When it rains, it pours. Just ask the embattled Southern Poverty Law Center.
The hyper-progressive nonprofit came under intense scrutiny this week when the Department of Justice announced on Tuesday that the activist group had been issued an 11-count indictment by a federal grand jury in Alabama.
The charges alleged that the SPLC — an advocacy entity that purports to combat “hate” — had actually spent years funneling money into the very groups it’s supposed to be pushing back against, like the Ku Klux Klan.
Today, a grand jury in Alabama returned an 11-count indictment charging the Southern Poverty Law Center with wire fraud, false statements to a federally insured bank, and conspiracy to commit concealment money laundering.
@splcenter stands accused of manufacturing and creating…— Acting AG Todd Blanche (@DAGToddBlanche) April 21, 2026
“Today, a grand jury in Alabama returned an 11-count indictment charging the Southern Poverty Law Center with wire fraud, false statements to a federally insured bank, and conspiracy to commit concealment money laundering,” acting Attorney General Todd Blanche posted to X. “[The SPLC] stands accused of manufacturing and creating the very extremism it purports to oppose.
“Instead of dismantling extremism, [the SPLC] was funding it.”
Blanche ended his post with, “Today is just the beginning, stay tuned.”
Turns out that Blanche was right — Tuesday was just the beginning for the SPLC.
On Thursday, the House Judiciary Committee sent a letter to SPLC President Bryan Fair letting him know that it’s not just the Justice Department looking into his organization.
“At no point did the SPLC inform its donors that their charitable donations might be used to pay leaders of violent hate groups,” the letter read. “To conceal the source of these payments, the SPLC allegedly opened bank accounts under the name of various fictitious entities and transferred funds from those accounts to their informants.”
“According to the indictment, these entities ‘were never incorporated, had no bona fide employees, and conducted no actual business.’ Rather, their sole purpose was to enable the SPLC “to conduct financial transactions that made it appear as if the [informants] were receiving money from the fictitious entities rather than receiving donated funds from the SPLC.”
The committee, spearheaded by fiery Rep.

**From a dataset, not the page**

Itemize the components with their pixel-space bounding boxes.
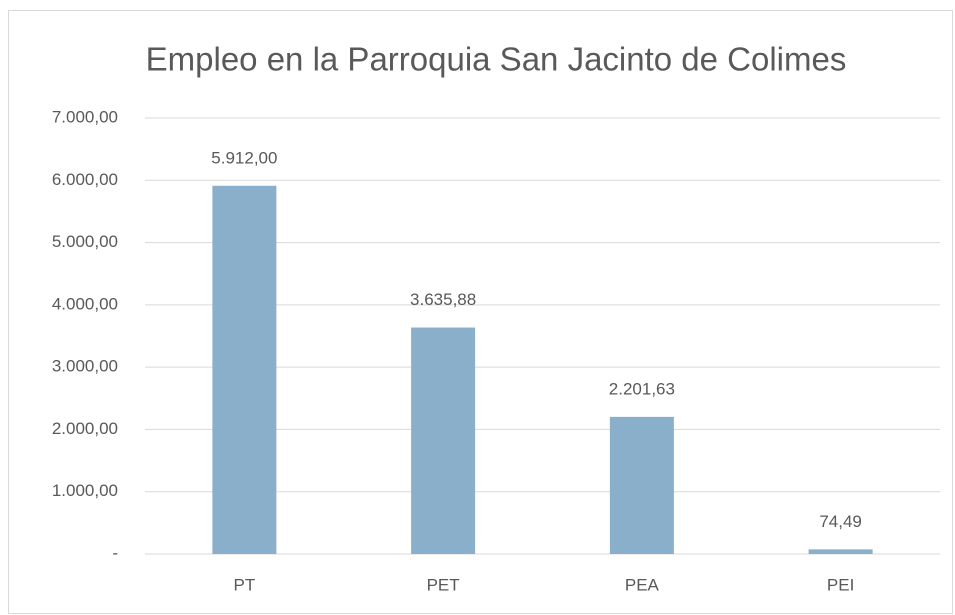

Jim Jordan, wasn’t done, however.
Jordan demanded that the SPLC hand over a trove of documents, showcasing where money went and — perhaps more importantly — any and all communications with the administration of former President Joe Biden.
“The Committee on the Judiciary has been conducting oversight of the Biden-Harris Administration’s close coordination with the SPLC on federal civil rights matters,” Jordan continued in the letter. “We have found that an internal FBI system contained at least 13 documents, including the Richmond memorandum that labeled traditional Catholics as ‘violent extremists,’ that cited material from the SPLC.”
According to Fox News, the Judiciary Committee’s Senate counterparts — at least the Republicans — have made known that there’s one more person worth looking into.
Every individual associated with SPLC should have to answer for what they knew about the organization’s extremist ties, and when.
That includes Nancy Abudu, SPLC’s former litigation director who Biden appointed as a lifetime judge on the 11th Circuit. https://t.co/by0NA9Oz5i
— Senate Judiciary Republicans (@SenJudiciaryGOP) April 22, 2026
“Every individual associated with SPLC should have to answer for what they knew about the organization’s extremist ties, and when,” the Senate Judiciary Committee Republicans posted. “That includes Nancy Abudu, SPLC’s former litigation director who Biden appointed as a lifetime judge on the 11th Circuit.”